9 in Morse Code: −−−−·
The number 9 in Morse code is −−−−·, spoken as "DAH-DAH-DAH-DAH-dit": four long, then one short. Like every Morse digit it uses exactly five elements, so once you know the counting rule you can read any number without memorizing it.
Timing: how long each part lasts
Morse timing is built from one unit, the length of a dot. A dash is 3 units, and the silence between the elements of a single character is 1 unit. At 20 words per minute, one unit is 60 ms, so 9 breaks down like this:
| Element | Signal | Length (units) | At 20 WPM |
|---|---|---|---|
| Dash | − | 3 | 180 ms |
| Gap | (silence) | 1 | 60 ms |
| Dash | − | 3 | 180 ms |
| Gap | (silence) | 1 | 60 ms |
| Dash | − | 3 | 180 ms |
| Gap | (silence) | 1 | 60 ms |
| Dash | − | 3 | 180 ms |
| Gap | (silence) | 1 | 60 ms |
| Dot | · | 1 | 60 ms |
| Total for 9 | 17 | 1020 ms | |
How to signal 9
- Tap it: four long, then one short. A short is a quick tap; a long is a heavier tap, or a quick tap followed by a slight hold, about three times as long.
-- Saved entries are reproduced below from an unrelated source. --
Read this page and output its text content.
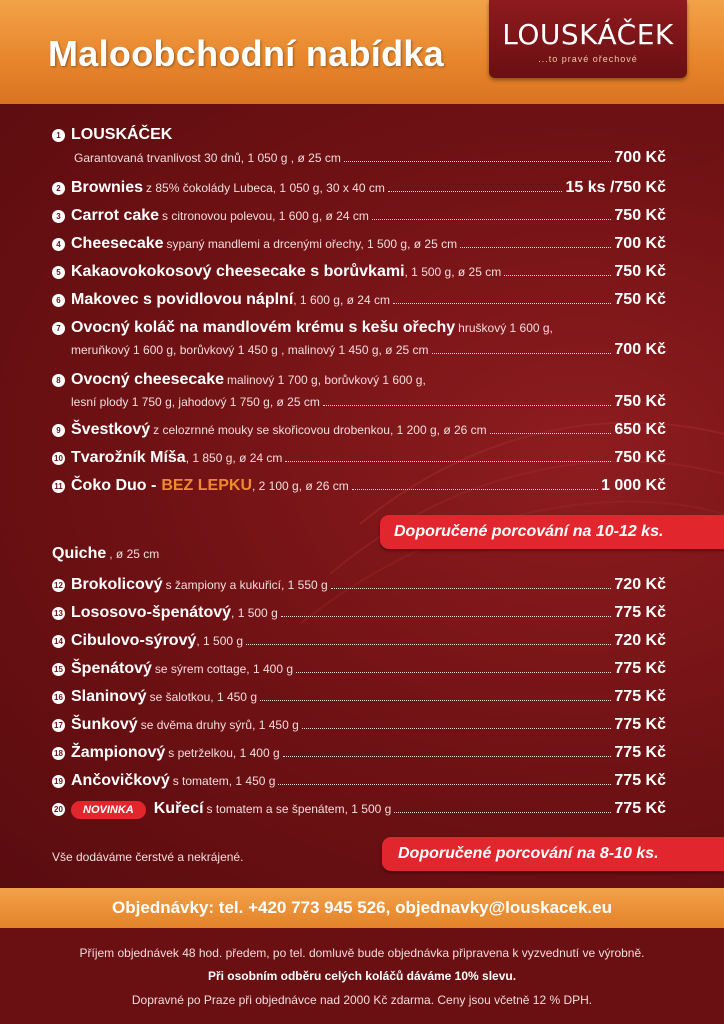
Maloobchodní nabídka	LOUSKÁČEK
...to pravé ořechové
1 LOUSKÁČEK
Garantovaná trvanlivost 30 dnů, 1 050 g , ø 25 cm	700 Kč
2 Brownies z 85% čokolády Lubeca, 1 050 g, 30 x 40 cm	15 ks /750 Kč
3 Carrot cake s citronovou polevou, 1 600 g, ø 24 cm	750 Kč
4 Cheesecake sypaný mandlemi a drcenými ořechy, 1 500 g, ø 25 cm	700 Kč
5 Kakaovokokosový cheesecake s borůvkami , 1 500 g, ø 25 cm	750 Kč
6 Makovec s povidlovou náplní , 1 600 g, ø 24 cm	750 Kč
7 Ovocný koláč na mandlovém krému s kešu ořechy hruškový 1 600 g,
meruňkový 1 600 g, borůvkový 1 450 g , malinový 1 450 g, ø 25 cm	700 Kč
8 Ovocný cheesecake malinový 1 700 g, borůvkový 1 600 g,
lesní plody 1 750 g, jahodový 1 750 g, ø 25 cm	750 Kč
9 Švestkový z celozrnné mouky se skořicovou drobenkou, 1 200 g, ø 26 cm	650 Kč
10 Tvarožník Míša , 1 850 g, ø 24 cm	750 Kč
11 Čoko Duo - BEZ LEPKU , 2 100 g, ø 26 cm	1 000 Kč
Doporučené porcování na 10-12 ks.
Quiche , ø 25 cm
12 Brokolicový s žampiony a kukuřicí, 1 550 g	720 Kč
13 Lososovo-špenátový , 1 500 g	775 Kč
14 Cibulovo-sýrový , 1 500 g	720 Kč
15 Špenátový se sýrem cottage, 1 400 g	775 Kč
16 Slaninový se šalotkou, 1 450 g	775 Kč
17 Šunkový se dvěma druhy sýrů, 1 450 g	775 Kč
18 Žampionový s petrželkou, 1 400 g	775 Kč
19 Ančovičkový s tomatem, 1 450 g	775 Kč
20	NOVINKA	Kuřecí s tomatem a se špenátem, 1 500 g	775 Kč
Vše dodáváme čerstvé a nekrájené.	Doporučené porcování na 8-10 ks.
Objednávky: tel. +420 773 945 526, objednavky@louskacek.eu
Příjem objednávek 48 hod. předem, po tel. domluvě bude objednávka připravena k vyzvednutí ve výrobně.
Při osobním odběru celých koláčů dáváme 10% slevu.
Dopravné po Praze při objednávce nad 2000 Kč zdarma. Ceny jsou včetně 12 % DPH.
- Blink it: four long, then one short. Use quick blinks for dots and slow, deliberate eye closes for dashes, keeping the rhythm steady.
- Flash it: four long, then one short. Short flashes for dots; for dashes, hold the light on about three times longer. Any flashlight or phone screen works.
Why the pattern makes sense
Every digit from 0 to 9 is exactly five elements long. For 1 through 5, count the dots at the start: the digit is the dot count, and dashes fill the rest. For 6 through 0, count the dashes: the digit is five plus the dash count (with 0 as five dashes). For 9: Four dashes, then one dot.
9 is cut to N in contest exchanges: '5NN' is how operators send the perfect signal report 599 in as few elements as possible.